Cuando Louis y Bill O’Brien llegaron al
Cellar Door, el taxi preferido de Joe Bergman estaba aparcado
frente al edificio.
—¿Llevarlo a Westchester? —repitió Joe
Bergman, mirando a Louis con las cejas enarcadas—. ¿Trabaja en el
caso del secuestro de Boonton?
—Sí, ¿y qué? —le replicó Louis, con
aspereza—. ¿Qué hay de raro en ello? Ayer lo llevé yo, pero hoy
tengo otra cosa que hacer y le he dicho que lo llevarías tú. En
marcha.
—¡Está bien! ¡De acuerdo! Por supuesto,
Louis —asintió Joe Bergman, en tono amistoso—. Conduciremos a Bill
O’Brien a donde quiera, pero yo tengo una cita dentro de una hora y
debo localizar a uno de los muchachos para que lo lleve. Puede ir
en el nuevo turismo.
—No me importa cómo vaya —repuso Louis—, con
tal que lo lleves.
—Muy bien —dijo Joe Bergman—. Sube, Bill,
vamos al garaje.
—¿Qué diablos pinta Louis en ese asunto?
—preguntó Bergman a O’Brien por encima del hombro, después de que
arrancaron.
—Louis y yo estábamos tomando unas copas y
yo le pedí que me llevara allá —contestó Bill—. O fue él quien se
ofreció a llevarme, no me acuerdo. Tomamos unas cuantas copas más,
anoche jugamos una partida de cartas y hoy me ha traído de vuelta.
Pero ya está harto.
—¿De veras? —dijo Joe Bergman—. ¿Ya ha
encontrado la bofia alguna pista?
Bill O’Brien empezó a contarle la historia
de Lucius.
Louis Beretti entró en el Cellar Door y la
marcha del negocio. Tras inspeccionar durante media hora la caja
registradora y charlar cinco minutos con Kid, que seguía trabajando
como gerente, se marchó.
Meditaba intensamente. Habia que buscar a
Giuseppe Valli, pero por desgracia tenía que encontrarlo él solo,
sin ayuda de nadie.
«Soy un estúpido —se decía Louis—. De pronto
voy y me dedico a meter las narices en los asuntos de otro tipo y
decido buscar a un limpiabotas italiano. Pero Bill debería echarme
una mano en este trabajito. No puedo permitir que cualquier otro
individuo se entere de lo que estoy haciendo, porque no sé quienes
están metidos en esto, y no puedo dejar que nadie sepa que Louis
Beretti se ha vuelto loco y anda a la caza de secuestradores. Voy a
hacer este trabajo yo solo, y no sé cómo. ¡Maldita sea!»
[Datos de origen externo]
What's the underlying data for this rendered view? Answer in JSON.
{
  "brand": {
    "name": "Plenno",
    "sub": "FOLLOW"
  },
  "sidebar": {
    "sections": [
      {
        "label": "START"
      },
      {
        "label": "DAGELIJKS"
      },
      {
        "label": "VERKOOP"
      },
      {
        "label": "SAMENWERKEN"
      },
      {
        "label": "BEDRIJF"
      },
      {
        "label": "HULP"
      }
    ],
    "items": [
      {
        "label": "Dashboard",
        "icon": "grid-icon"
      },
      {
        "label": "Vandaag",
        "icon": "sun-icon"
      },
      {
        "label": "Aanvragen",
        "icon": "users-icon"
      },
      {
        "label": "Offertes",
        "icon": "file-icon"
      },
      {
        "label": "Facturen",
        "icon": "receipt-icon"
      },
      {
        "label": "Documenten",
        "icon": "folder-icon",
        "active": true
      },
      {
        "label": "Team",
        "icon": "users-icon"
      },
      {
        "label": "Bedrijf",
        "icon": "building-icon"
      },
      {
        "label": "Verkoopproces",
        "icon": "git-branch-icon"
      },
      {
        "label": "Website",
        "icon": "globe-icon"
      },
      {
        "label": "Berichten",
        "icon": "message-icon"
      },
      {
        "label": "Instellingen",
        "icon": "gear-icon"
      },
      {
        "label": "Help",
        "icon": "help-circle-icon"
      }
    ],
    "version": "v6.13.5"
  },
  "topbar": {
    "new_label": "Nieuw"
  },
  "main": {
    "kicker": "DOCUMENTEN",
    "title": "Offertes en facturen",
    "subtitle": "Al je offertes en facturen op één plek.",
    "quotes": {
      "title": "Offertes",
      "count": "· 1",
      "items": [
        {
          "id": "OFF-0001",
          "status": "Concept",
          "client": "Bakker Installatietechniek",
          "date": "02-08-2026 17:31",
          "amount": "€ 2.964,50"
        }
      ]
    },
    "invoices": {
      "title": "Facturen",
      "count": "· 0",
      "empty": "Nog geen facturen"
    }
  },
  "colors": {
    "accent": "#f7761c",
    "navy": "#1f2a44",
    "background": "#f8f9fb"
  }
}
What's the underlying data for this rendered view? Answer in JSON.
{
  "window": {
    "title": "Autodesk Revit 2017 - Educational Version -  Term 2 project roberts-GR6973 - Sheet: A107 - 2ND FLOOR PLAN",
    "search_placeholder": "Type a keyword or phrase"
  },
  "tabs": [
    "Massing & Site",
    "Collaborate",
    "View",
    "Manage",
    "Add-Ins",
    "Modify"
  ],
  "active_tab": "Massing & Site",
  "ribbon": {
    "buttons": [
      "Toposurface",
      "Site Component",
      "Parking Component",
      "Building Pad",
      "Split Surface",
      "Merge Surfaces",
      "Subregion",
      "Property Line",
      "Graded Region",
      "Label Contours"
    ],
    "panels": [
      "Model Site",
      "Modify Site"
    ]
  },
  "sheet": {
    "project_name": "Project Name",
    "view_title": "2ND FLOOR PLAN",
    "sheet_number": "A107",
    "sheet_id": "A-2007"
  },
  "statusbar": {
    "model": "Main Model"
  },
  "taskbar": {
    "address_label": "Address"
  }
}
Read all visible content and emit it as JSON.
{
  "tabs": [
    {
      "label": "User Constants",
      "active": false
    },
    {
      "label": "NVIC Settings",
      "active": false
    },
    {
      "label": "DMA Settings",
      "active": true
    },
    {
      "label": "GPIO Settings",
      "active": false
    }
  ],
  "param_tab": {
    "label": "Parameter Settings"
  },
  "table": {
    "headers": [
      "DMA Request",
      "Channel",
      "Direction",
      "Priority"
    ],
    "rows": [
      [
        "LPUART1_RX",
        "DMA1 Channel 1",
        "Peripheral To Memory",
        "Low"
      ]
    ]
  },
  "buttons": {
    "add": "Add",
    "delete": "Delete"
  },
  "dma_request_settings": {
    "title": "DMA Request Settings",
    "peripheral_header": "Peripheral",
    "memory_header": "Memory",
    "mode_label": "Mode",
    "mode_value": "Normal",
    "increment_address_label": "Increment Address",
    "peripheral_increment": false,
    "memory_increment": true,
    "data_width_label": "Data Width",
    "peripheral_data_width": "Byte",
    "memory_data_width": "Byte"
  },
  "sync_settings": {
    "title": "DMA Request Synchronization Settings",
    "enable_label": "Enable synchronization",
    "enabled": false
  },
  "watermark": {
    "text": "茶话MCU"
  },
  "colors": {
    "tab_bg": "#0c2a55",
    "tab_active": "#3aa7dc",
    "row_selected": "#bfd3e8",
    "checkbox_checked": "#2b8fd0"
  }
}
Louis estaba enfrascado en sus pensamientos,
pero no lo suficiente como para no darse cuenta de que Joe Bergman
estaba frente al Cellar Door, de pie junto a su taxi.
—Hola, Joe —dijo Louis.
—¿Qué tal, Louis? —contestó Joe—. La cita
que tenía se ha suspendido.
—Ajá —dijo Louis, pero, en realidad, pensó:
«No tenías ninguna cita, hijo de puta, y me pregunto por qué
pusiste obstáculos de pronto para hacerme un encargo.»
Louis subió a su coche y arrancó sin decir
una palabra más a Joe Bergman, que torció la cabeza y vio cómo el
vistoso automóvil de Louis se perdía en el tráfico.
«Me pregunto por qué demonios se preocupa
Louis del caso Boonton —se dijo, y seguidamente pensó—: Aunque
quizá no tenga interés en ello.»
Margaret tenía la cena preparada para Louis
cuando éste llegó a casa. Margaret le preparaba la cena todos los
días y una vez al mes Louis aparecía en casa para comerla. Nunca se
sorprendía de que le esperase la cena; de no haber sido así, se
habría asombrado.
Cuando Louis entró en el comedor, Dan estaba
sentado ante la mesa en una silla alta. Louis no besó a Margaret ni
le prestó mucha atención, aparte de saludarla:
—¿Cómo van las cosas?
Pero dobló uno de sus enormes puños e hizo
un movimiento para darle un puñetazo a Dan en la punta de la
barbilla. Sólo que el golpe fue tan leve como sólo podían darlo los
músculos experimentados de un hombre fuerte, y Dan dio un grito de
placer mientras su cabeza se proyectaba suavemente hacia atrás.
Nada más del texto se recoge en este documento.